On June 4, 2026, TriStar Gold Inc. (“TriStar”) announced the closing of its “best efforts” brokered private placement of 45,011,000 units (each, a “Unit”) at a price of $0.23 per Unit for gross proceeds of $10,352,530, which included the exercise in full of the agents’ option (the “Offering”).
The Offering was led by Stifel Canada, as lead agent and sole bookrunner, together with Paradigm Capital Inc.
Each Unit consisted of one common share and one-half of one common share purchase warrant (each, a “Warrant”). Each Warrant entitles the holder to purchase one common share at an exercise price of $0.30 at any time on or before June 4, 2028.
The Offering was conducted pursuant to the listed issuer financing exemption under Part 5A of National Instrument 45-106 – Prospectus Exemptions (“NI 45-106”) and in reliance on the Coordinated Blanket Order 45-935 – Exemptions from Certain Conditions of the Listed Issuer Financing Exemption. The securities issued to purchasers in the Offering are not subject to a hold period under applicable Canadian securities laws.
TriStar intends to use the net proceeds from the Offering to fund exploration and development of its mineral properties, as well as for general working capital.

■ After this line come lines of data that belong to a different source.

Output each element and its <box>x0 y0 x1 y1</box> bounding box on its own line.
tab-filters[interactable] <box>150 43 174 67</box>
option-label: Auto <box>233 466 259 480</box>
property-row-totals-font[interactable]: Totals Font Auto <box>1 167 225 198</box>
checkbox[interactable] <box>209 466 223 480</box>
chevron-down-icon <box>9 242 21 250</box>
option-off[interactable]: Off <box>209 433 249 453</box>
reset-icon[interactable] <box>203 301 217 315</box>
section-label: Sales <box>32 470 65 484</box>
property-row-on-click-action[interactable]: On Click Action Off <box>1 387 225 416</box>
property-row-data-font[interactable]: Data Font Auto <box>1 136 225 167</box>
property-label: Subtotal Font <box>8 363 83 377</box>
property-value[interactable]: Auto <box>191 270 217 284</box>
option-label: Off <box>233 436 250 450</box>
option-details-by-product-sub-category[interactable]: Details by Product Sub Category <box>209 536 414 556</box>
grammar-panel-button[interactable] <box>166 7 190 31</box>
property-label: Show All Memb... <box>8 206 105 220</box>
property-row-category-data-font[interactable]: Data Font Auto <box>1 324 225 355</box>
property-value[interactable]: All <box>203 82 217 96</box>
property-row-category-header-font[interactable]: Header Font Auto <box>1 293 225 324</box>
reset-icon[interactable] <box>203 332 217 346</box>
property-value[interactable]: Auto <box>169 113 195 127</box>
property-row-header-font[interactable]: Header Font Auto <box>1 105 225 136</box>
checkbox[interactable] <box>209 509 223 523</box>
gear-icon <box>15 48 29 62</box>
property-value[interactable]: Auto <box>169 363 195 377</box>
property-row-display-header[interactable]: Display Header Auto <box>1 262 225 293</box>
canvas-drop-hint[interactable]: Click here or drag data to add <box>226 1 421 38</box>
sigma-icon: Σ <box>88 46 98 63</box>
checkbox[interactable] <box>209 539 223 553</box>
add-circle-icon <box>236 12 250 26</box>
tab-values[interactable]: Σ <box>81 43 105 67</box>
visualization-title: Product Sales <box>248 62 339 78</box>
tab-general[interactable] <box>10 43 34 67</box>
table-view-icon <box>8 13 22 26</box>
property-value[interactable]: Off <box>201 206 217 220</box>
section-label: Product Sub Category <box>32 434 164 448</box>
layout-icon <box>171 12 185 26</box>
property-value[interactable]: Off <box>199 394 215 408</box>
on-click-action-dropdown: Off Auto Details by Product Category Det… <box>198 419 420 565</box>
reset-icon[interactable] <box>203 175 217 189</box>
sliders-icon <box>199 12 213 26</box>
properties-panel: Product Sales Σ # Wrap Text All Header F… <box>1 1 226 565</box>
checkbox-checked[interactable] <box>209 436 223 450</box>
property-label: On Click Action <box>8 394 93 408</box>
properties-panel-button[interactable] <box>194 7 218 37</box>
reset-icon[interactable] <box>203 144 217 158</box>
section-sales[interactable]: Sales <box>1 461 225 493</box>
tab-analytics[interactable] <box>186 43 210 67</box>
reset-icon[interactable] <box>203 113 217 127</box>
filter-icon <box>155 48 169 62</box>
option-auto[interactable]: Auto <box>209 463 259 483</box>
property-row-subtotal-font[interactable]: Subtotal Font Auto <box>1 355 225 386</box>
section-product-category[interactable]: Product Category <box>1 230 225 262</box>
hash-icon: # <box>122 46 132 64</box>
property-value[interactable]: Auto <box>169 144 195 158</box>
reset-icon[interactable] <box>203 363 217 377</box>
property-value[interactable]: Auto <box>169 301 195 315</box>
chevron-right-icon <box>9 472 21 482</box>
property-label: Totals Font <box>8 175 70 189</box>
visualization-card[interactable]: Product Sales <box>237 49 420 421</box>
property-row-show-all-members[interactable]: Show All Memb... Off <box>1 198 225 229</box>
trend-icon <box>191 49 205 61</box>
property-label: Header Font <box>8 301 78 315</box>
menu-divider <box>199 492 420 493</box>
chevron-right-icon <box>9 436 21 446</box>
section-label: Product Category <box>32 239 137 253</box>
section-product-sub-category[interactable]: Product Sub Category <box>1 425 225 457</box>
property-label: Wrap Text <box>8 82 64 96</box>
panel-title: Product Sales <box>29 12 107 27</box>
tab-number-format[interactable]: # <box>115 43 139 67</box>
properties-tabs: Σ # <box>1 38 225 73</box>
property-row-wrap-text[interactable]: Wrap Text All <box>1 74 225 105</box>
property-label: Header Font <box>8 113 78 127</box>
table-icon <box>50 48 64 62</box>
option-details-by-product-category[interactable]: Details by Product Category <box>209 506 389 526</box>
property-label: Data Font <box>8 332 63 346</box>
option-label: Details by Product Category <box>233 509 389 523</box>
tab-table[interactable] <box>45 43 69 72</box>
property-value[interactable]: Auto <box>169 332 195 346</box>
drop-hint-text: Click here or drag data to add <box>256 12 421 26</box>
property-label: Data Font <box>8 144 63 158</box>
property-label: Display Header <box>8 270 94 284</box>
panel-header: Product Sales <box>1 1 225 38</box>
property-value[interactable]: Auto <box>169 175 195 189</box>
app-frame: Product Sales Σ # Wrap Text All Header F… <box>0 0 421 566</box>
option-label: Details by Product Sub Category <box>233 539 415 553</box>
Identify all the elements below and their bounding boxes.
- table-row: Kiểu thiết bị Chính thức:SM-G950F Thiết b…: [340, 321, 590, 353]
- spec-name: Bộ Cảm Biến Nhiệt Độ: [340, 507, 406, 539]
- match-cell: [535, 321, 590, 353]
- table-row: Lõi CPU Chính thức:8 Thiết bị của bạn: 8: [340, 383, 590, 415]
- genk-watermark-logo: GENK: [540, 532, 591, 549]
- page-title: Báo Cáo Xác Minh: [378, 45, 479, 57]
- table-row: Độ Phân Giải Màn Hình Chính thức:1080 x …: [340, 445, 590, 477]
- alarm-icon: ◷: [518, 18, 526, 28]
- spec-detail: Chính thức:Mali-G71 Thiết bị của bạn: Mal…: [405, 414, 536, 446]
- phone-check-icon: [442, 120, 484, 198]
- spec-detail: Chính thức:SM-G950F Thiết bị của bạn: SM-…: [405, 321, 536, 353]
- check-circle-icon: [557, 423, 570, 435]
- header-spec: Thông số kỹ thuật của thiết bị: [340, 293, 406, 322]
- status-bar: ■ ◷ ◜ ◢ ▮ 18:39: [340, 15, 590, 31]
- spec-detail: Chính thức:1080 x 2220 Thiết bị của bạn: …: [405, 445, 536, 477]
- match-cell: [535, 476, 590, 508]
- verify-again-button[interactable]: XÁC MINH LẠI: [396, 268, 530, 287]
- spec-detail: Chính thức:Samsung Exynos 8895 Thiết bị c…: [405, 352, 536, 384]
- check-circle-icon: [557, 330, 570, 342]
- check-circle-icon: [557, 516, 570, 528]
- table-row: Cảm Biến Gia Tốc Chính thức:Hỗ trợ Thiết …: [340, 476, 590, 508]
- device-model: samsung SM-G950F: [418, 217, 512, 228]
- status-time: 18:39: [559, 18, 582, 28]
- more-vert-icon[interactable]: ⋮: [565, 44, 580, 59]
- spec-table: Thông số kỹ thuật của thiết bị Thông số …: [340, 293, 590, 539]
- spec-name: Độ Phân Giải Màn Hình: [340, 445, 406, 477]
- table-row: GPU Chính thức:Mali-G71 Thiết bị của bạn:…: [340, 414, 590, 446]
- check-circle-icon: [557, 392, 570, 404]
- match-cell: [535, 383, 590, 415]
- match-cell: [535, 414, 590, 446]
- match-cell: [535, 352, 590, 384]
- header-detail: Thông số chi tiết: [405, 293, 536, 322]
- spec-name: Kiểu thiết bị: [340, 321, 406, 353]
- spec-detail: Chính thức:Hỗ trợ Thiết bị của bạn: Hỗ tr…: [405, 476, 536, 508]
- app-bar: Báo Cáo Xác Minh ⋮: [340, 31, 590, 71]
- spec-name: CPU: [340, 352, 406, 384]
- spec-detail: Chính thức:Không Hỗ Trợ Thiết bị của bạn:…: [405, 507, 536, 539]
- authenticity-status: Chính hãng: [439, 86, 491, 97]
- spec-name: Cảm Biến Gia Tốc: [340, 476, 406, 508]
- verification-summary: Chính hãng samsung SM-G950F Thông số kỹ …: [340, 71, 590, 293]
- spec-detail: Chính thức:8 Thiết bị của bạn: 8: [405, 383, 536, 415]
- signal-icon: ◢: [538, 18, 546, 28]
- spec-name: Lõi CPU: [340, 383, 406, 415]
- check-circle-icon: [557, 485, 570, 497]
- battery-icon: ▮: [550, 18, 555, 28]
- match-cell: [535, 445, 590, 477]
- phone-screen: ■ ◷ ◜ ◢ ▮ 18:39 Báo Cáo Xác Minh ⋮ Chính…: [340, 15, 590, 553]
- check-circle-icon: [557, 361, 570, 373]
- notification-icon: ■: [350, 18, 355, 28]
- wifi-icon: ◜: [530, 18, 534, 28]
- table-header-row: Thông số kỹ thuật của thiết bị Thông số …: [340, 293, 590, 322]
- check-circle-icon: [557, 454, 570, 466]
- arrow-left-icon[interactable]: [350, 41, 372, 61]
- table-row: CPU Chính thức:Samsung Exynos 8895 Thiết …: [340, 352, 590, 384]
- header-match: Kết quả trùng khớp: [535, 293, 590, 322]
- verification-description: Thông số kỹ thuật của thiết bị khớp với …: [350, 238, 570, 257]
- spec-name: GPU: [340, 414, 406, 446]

TriStar is an exploration and development company focused on precious metals properties in the Americas. TriStar’s current flagship property is Castelo de Sonhos in Pará State, Brazil.
Further details regarding TriStar, and the Offering can be found on TriStar’s website. TriStar trades under the symbol “TSG” on the TSX Venture Exchange, and on the OTCQB under the symbol “TSGZF”.